In the past, I had reported on the Shillong jailbreak in 2009 and exposed how a serial killer, Fullmoon Dhar, was killed in a fake encounter and not as claimed by the police. I had the opportunity to meet the escaped UTPs and got them on record. The killing of Fullmoon was a high profile case and the matter is still lying with the court when civil societies took up the issue. But this was not possible without the help of my male journalist friends of course.
There are other stories which I did on various subjects and I can’t remember many as here we don’t cover stories by beats, but work on all subjects from politics to crime, sports…My soft stories featuring youths might have somehow changed lives.
Q. Do you feel when it comes to awards and recognition, the journalists in Northeast India are often overlooked? What is your perception?
I don’t think awards and recognitions are overlooked.
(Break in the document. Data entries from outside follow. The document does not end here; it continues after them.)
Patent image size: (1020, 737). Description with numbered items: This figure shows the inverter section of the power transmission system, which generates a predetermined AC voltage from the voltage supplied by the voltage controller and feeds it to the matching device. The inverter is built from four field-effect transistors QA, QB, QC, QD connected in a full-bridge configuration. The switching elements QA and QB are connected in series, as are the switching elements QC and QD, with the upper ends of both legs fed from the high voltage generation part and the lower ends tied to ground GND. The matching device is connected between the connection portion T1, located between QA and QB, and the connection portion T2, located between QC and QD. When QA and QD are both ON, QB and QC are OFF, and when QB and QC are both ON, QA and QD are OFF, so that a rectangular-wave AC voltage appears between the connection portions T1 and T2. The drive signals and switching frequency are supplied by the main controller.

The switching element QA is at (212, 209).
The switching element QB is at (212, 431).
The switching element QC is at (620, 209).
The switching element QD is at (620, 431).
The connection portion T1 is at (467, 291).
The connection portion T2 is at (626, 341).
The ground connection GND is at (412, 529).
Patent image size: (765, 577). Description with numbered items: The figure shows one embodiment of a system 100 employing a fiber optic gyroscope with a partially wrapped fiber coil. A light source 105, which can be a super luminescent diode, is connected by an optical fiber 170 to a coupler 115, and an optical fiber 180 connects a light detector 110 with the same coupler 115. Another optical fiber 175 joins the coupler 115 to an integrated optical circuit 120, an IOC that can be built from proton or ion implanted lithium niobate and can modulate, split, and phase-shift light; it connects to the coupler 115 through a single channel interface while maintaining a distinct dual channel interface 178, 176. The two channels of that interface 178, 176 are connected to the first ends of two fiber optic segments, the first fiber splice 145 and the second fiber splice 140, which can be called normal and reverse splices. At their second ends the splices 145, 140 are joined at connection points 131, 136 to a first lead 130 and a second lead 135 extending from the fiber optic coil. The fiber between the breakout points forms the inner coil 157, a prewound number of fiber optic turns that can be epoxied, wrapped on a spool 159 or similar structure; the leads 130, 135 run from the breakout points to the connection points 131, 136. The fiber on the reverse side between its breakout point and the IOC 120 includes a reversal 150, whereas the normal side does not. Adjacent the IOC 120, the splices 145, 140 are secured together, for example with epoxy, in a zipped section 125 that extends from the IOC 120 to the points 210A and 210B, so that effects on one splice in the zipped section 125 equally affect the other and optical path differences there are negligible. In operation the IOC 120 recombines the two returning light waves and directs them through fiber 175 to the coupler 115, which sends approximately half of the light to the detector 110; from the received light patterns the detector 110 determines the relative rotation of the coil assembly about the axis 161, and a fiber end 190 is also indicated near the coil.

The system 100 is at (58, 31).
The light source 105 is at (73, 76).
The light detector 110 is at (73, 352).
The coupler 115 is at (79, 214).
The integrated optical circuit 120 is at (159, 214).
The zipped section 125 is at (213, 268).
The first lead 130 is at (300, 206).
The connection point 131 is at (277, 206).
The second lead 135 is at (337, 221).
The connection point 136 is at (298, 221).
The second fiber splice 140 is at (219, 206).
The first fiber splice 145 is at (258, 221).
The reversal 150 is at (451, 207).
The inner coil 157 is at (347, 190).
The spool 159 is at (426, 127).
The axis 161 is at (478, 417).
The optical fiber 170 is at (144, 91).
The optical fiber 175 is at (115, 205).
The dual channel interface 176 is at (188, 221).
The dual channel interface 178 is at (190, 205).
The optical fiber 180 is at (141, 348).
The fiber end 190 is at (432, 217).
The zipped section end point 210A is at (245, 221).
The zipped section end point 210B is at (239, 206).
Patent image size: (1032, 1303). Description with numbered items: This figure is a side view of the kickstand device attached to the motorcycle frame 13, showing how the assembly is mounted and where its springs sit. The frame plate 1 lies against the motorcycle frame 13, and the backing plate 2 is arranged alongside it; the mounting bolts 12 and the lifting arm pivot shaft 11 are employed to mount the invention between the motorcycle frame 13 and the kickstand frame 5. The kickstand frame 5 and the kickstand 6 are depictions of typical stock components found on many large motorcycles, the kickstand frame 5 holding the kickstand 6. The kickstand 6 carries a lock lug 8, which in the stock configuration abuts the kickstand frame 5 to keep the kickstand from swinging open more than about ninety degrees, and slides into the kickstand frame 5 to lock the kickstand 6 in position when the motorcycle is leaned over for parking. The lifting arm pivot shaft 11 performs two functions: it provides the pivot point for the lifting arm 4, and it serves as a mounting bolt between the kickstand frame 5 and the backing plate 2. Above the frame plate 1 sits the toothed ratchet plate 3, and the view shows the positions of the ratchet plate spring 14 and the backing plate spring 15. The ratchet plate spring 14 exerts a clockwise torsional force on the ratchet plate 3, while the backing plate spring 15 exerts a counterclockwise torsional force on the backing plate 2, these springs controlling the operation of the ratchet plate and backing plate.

We are geographically isolated. It is up to us to work hard and break into the scene.
Q. What are you working on now? Is there something you want to say to grassroots women journalists who look upto you?
I can’t tell you what I am working on but it will definitely get it published. My message to other women journalists would be strive to be the real you. Don’t follow me but create your own benchmark. Be trustworthy, honest and fearless to the people who need their voices to be heard. Just stand by the truth and no one will be able to question you.
I would like to quote Émile Zola, ‘If you shut up the truth and bury it under the ground, it will but grow, and gather to itself such explosive power that the day it bursts through it will blow up everything in its way.’